9 Tips to Keep Your Light Fixtures Shining Brightly
Try these nine easy tips for cleaning your pendants, sconces, track lighting and more.
The light fixtures in your home should be cleaned on a regular basis so you can let as much light into your rooms as possible. Plus, you don’t want to have your fixtures looking smeared and foggy. Here are nine green cleaning tips and tricks to keep glass lights looking crystal clear and metal and fabric fixtures squeaky clean.
1. Remember to look up
Hanging light fixtures should be dusted as often as the furniture in the room. You can use an extendable microfibre duster or a simple feather duster. Once a month you should wipe the glass with a damp, fine-woven microfibre cloth, getting inside as well as outside of the glass fixture.
2. The chains that bind
When cleaning pendants and hanging lights, don’t forget to clean the cords, chains and fixtures that are holding the lights. These can get a nasty build-up, especially in the kitchen when grease mixes with the dust. You can use a few drops of a grease-cutting detergent on a wet microfibre cloth to cut through the greasy build-up.
3. It’s alright to be shady
If you have light fixtures that have fabric shades on them, there are a few easy ways to keep the dust from building up. First, wipe the fabric with a clean, dry microfibre cloth, which will remove most of the dust.
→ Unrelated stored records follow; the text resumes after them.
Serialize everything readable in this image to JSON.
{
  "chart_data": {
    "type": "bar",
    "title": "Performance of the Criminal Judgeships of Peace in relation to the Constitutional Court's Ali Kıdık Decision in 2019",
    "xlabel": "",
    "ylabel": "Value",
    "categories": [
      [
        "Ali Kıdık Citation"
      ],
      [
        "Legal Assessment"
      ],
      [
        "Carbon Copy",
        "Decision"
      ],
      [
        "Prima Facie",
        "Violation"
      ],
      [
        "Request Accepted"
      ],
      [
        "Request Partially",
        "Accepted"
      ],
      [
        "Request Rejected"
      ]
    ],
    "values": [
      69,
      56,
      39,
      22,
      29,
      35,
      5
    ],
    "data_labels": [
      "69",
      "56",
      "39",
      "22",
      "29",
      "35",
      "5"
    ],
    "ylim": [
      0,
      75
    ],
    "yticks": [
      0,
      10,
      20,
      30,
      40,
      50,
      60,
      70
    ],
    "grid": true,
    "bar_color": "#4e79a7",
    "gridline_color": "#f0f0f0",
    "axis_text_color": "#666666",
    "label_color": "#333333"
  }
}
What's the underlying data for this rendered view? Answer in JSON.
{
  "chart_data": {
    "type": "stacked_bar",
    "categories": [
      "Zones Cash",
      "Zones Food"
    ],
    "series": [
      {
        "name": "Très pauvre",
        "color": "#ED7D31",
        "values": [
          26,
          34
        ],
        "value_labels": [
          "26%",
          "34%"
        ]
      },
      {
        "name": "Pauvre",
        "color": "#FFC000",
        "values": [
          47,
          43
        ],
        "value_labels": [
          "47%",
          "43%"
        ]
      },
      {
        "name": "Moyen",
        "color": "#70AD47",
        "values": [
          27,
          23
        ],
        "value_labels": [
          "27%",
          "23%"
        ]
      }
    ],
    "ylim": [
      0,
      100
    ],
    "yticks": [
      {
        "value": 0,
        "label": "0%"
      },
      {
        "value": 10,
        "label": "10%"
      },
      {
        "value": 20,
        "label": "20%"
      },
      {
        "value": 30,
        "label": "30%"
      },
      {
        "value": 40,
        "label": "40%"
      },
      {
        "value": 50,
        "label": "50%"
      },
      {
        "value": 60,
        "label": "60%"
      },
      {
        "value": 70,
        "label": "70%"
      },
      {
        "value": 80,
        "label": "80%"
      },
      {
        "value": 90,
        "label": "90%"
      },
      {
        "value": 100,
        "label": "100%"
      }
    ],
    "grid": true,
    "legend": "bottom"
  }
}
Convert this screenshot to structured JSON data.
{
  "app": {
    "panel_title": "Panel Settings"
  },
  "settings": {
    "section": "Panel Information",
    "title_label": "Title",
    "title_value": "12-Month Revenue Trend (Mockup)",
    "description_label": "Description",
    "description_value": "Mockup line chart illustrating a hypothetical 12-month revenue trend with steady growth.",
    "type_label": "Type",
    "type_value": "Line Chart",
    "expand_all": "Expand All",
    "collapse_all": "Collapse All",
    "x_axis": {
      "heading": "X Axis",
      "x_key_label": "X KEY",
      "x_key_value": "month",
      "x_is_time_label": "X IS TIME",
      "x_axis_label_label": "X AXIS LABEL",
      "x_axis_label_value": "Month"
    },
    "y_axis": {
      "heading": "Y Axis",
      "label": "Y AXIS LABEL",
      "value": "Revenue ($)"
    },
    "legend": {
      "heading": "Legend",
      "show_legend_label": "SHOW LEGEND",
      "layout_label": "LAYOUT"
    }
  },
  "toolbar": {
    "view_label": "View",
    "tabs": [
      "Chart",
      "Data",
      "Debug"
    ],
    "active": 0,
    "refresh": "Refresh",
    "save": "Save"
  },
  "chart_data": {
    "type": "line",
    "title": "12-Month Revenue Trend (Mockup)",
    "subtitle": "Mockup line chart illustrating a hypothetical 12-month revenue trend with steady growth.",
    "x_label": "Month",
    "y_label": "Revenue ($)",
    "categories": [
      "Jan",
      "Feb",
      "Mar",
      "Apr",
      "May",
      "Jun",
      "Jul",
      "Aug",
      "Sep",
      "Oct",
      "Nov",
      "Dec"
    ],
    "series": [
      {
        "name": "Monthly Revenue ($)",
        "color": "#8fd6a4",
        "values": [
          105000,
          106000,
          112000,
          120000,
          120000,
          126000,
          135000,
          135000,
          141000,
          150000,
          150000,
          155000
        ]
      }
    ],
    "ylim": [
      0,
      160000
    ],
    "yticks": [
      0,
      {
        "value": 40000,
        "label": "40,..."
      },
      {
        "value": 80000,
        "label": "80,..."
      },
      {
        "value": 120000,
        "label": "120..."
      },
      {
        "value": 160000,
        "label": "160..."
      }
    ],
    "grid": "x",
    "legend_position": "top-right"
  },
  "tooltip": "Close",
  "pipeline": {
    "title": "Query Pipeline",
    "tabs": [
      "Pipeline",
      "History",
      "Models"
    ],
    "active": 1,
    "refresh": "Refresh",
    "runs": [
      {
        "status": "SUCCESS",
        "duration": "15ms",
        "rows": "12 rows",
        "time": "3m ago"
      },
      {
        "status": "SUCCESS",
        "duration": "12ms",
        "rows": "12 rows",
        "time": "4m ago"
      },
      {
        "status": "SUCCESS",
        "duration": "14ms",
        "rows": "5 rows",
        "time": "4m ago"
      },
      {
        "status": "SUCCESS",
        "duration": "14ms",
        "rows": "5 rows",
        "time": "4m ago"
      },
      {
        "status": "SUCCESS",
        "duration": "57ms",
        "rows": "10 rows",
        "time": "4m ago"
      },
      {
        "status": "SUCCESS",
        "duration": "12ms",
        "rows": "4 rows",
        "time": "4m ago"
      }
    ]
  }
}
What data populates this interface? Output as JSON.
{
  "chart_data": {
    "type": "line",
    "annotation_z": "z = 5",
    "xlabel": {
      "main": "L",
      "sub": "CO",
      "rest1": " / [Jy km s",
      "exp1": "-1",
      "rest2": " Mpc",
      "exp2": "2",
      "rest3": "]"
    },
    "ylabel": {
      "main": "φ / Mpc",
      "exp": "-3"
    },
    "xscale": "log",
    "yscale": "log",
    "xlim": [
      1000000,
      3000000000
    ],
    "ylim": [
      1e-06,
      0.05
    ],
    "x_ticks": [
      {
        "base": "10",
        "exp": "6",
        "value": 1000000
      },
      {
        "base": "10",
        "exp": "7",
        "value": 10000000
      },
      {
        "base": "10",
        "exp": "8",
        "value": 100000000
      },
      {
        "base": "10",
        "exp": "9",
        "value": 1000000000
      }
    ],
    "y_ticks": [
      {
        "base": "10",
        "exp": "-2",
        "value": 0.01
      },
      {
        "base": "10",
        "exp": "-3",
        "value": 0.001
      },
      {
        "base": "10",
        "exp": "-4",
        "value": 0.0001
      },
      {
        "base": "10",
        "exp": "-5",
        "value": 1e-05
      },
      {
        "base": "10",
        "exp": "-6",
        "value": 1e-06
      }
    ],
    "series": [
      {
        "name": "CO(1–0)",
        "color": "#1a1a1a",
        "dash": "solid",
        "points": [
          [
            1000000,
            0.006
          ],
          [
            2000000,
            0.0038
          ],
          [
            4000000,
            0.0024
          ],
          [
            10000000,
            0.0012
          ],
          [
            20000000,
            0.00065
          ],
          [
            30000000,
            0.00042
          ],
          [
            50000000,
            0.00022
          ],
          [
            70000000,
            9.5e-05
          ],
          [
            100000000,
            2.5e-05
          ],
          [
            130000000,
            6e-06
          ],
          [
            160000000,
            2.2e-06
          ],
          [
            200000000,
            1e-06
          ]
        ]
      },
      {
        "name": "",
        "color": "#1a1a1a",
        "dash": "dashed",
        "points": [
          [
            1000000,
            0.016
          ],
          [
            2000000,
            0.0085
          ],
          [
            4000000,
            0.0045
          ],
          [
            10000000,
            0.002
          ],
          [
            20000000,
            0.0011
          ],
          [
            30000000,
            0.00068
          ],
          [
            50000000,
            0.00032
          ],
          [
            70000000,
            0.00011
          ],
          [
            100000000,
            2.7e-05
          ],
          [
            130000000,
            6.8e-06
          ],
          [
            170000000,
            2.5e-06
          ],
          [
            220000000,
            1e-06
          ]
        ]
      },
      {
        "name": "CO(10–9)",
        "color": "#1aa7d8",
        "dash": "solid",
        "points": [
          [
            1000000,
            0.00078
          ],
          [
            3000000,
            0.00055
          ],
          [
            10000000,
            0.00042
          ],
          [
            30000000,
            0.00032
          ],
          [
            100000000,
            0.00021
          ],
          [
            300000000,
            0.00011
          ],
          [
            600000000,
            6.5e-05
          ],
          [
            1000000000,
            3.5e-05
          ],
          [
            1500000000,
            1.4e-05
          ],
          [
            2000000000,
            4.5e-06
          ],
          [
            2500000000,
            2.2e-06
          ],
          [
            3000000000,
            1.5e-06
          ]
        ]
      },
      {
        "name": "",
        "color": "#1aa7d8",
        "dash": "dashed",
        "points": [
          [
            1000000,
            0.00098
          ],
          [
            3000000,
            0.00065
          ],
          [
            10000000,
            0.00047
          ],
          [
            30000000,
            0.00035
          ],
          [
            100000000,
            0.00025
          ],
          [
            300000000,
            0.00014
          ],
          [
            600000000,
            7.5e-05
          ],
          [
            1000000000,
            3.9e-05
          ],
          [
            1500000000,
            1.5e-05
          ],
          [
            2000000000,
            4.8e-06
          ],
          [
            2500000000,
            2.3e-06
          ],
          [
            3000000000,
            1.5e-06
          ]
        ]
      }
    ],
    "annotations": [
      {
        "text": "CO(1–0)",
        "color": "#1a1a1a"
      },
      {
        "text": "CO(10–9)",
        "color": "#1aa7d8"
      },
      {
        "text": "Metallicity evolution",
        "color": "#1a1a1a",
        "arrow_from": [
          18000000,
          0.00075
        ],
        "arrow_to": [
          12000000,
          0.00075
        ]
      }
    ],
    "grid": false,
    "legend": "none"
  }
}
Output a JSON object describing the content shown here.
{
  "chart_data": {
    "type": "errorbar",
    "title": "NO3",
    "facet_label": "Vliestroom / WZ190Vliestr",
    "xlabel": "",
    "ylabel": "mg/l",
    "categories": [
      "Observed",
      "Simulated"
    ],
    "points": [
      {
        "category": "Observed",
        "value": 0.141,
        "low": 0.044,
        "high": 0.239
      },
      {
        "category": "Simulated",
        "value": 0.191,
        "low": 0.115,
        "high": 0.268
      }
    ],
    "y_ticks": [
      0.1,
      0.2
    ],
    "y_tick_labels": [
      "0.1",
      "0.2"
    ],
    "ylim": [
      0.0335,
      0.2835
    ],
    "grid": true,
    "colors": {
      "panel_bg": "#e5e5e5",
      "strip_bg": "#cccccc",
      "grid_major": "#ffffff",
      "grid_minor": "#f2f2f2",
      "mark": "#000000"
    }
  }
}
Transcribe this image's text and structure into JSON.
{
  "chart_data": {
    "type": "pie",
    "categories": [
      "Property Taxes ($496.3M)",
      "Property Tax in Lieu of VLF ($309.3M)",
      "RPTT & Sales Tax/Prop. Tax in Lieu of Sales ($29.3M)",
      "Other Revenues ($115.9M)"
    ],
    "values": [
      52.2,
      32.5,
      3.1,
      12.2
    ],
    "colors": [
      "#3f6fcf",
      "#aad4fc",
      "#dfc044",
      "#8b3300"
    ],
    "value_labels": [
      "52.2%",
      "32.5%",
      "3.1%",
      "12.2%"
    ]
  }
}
You can also use a lint roller to capture the dust without spreading it onto the surface below. If there is a severe build-up on the shade, remove it from the fixture and use the dusting brush attachment on your vacuum to remove all the build-up.
4. Hiding in the ’hood
One light fixture that always gets overlooked is the one in your rangehood. This lighting fixture usually has a plastic cover to protect it from spattered grease. The cover needs to be cleaned as often as your stove or it will become covered with grease and won’t let the light through completely. Use a simple grease-cutting cleaner to keep it squeaky clean.
5. Don’t forget the bathroom
Light fixtures in your bathroom can be very difficult to clean if they are not cleaned on a regular basis. The dust mixes with the steam from the shower and creates a thick paste that dries on the fixtures and can be hard to remove.
Try to get into the habit of cleaning the fixtures as often as you clean the vanity mirror. If you make it part of a systematic cleaning, you’ll never have to worry about that thick build-up on the tops of the bathroom lights.
6. Rinse cycle
A quick tip for cleaning the glass on a wall sconce is to pop them in your dishwasher if the material allows (avoid doing this with any that have a special finish). Place them on the top rack and let the dishwasher run through a complete cycle. Try not to put them in with greasy pots and pans.
Your dishwasher will clean off the dust and film that has accumulated on the glass. If there are any spots on them, you can touch them up with a fine-woven microfibre cloth.
7. Recessed radiance
Recessed lighting should be cleaned by removing the light bulb and dusting inside the recessed area. Turn the lights off and let the bulbs completely cool. Remove the lights and use a dry microfibre cloth to capture the dust inside the fixture. Make sure you wipe the area carefully so the container is not loosened. Be aware that recessed lights are usually held up in the ceiling with spring-like hangers that can be difficult to reconnect.
8. Keeping track
Track lighting should be dusted at least every two weeks to prevent a build-up of dust and grime on the tops of the light fixtures. These can be dusted with an extendable feather duster. Make sure you dust in and around the light bulb. Cobwebs tend to build up inside the heads around the bulbs.
9. Take it outside
Outdoor light fixtures need to be cleaned regularly too. We sometimes overlook them since they are out of sight when we are doing our cleaning. Use a broom or blower to remove insects and spider webs around the lights. The glass light fixtures can be put in the dishwasher to remove dirt and grime.